(c) WestTech, 2001 -- may be freely distributed if unaltered
XML MATTERS #16: XML-RPC as Object Model
A Data Bundle for the Hoi Polloi?
David Mertz, Ph.D.
Attributor, Gnosis Software, Inc.
November 2001
This article discusses XML-RPC as a way of modelling object
data. General background on what XML-RPC does is given. We
compare, specifically, XML-RPC as a means of representing
Python objects--and objects in other languages--with the
[xml_pickle] module discussed in earlier columns.
Preface: What is XML-RPC?
------------------------------------------------------------------------
XML-RPC is a remote function invocation protocol that has the
great virtue of being worse than all its competitors. Compared
to Java RMI, or CORBA, or COM, XML-RPC is impoverished in the
data it can transmit and obese in message size. XML-RPC abuses
the HTTP protocol to circumvent firewalls that exist for good
reasons, and as a consequence transmits messages lacking
statefullness and incurs a channel bottleneck. Compared to
SOAP, XML-RPC lacks both important security mechanisms and a
robust object model. Just as a data representation, XML-RPC is
slow, cumbersome, and incomplete compared to native programming
language mechanisms like Java's 'serialize', Python's 'pickle',
Perl's 'Data::Dumper', or similar modules for Ruby, Lisp, PHP,
and many other languages.
In other words, XML-RPC is the perfect embodiment Richard
Gabriel's motto "worse is better." I can hardly write more
glowingly about XML-RPC than the prior paragraph, and I think
the protocol is a perfect match for a huge variety of tasks.
To understand why, I think it is worth quoting Gabriel
characterizing the "worse-is-better philosophy":
* Simplicity: the design must be simple, both in
implementation and interface. It is more important for the
implementation to be simple than the interface. Simplicity
is the most important consideration in a design.
* Correctness: the design must be correct in all observable
aspects. It is slightly better to be simple than correct.
* Consistency: the design must not be overly inconsistent.
Consistency can be sacrificed for simplicity in some cases,
but it is better to drop those parts of the design that
deal with less common circumstances than to introduce
either implementational complexity or inconsistency.
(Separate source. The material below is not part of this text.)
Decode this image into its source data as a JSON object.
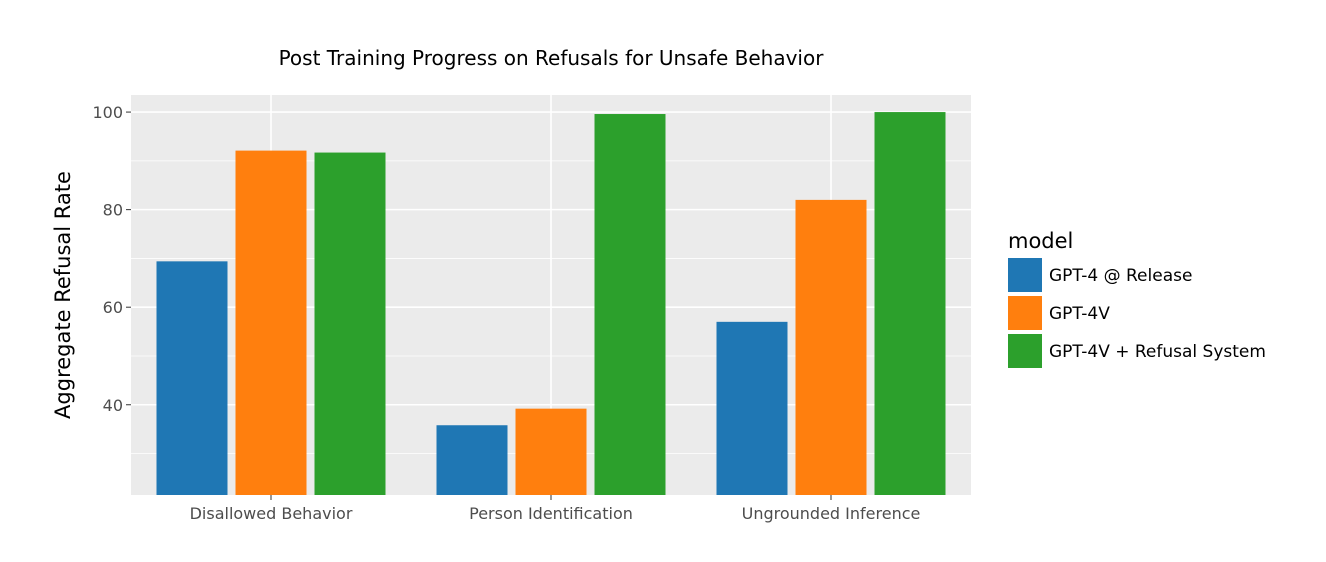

* Completeness: the design must cover as many important
situations as is practical. All reasonably expected cases
should be covered. Completeness can be sacrificed in favor
of any other quality. In fact, completeness must
sacrificed whenever implementation simplicity is
jeopardized. Consistency can be sacrificed to achieve
completeness if simplicity is retained; especially
worthless is consistency of interface.
Writing years before the specific technology existed, Gabriel
identifies the virtues of XML-RPC perfectly.
Introduction
------------------------------------------------------------------------
I have written a moderately popular module for Python called
[xml_pickle]. The purpose of that module (discussed previously
in this column) is to serialize Python objects, using an
interface mostly the same as the standard [cPickle] and
[pickle] modules. The only difference is that the
representation is in XML. My intention all along with that
module was to create a very lightweight format that could also
be read from other programming languages (and across Python
versions). A DTD accompanies the module for users wanting to
validate "XML pickles", but feedback from users suggest that
formal validation is rarely bothered with.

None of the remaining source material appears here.